When I am hindered I am in exile and in
prison, and alone."
The Doge nodded his head in kindly approbation.
"The young man is a true artist," he said.
"All this," said one of the Chiefs of the Ten, "would be well if you
were a Venetian. But you are not, and the accusation says that you have
sold your works to the injury of born Venetians. What have you to say?"
"Sometimes my master has given me money for a beaker, or a plate, or a
bottle," answered Zorzi, in some trepidation, for this was the main
point. "But the things were then his own. How could that do harm to any
one, since no one can make what I can make, for the master's own use?

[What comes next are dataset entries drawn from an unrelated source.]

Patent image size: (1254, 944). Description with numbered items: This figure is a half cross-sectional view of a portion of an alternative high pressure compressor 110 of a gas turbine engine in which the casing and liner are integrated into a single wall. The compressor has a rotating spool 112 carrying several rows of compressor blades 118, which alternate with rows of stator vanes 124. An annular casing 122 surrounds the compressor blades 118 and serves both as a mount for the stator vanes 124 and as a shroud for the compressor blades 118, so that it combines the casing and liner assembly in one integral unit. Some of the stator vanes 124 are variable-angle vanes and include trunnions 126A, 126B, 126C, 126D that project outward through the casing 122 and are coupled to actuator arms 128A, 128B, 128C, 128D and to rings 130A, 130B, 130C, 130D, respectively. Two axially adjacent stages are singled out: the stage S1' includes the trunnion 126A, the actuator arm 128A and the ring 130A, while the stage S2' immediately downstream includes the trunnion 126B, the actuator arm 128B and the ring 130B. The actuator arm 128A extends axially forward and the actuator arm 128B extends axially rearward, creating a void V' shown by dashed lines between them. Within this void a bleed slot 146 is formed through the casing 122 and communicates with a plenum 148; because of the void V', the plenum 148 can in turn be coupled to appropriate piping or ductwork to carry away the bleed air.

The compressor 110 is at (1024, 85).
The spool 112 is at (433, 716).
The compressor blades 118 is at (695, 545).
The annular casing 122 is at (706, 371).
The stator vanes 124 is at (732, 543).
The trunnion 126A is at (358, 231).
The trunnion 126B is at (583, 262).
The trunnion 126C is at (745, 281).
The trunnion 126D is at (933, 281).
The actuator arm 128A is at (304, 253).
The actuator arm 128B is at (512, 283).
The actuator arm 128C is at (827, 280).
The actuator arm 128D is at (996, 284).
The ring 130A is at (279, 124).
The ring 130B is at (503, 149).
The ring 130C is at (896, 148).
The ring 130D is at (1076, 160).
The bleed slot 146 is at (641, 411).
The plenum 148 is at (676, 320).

And once, the other day, as the Signor Giovanni's letter says there, he
persuaded me to take his piece of gold for a beaker he saw in my hand,
and I said that I would ask the master, when he came back, whether I
might keep the money or not; and besides, I left the piece of money on
the table in my master's laboratory, and the beaker in the annealing
oven, when they came to arrest me. That is the only work for which I
ever took money, except from the master himself."
"Why did the Greek captain Aristarchi beat the Governor's men, and carry
you away?" asked another of the Chiefs.
Zorzi was not surprised that the name of his rescuer should be known,
for the Ten were believed to possess universal intelligence.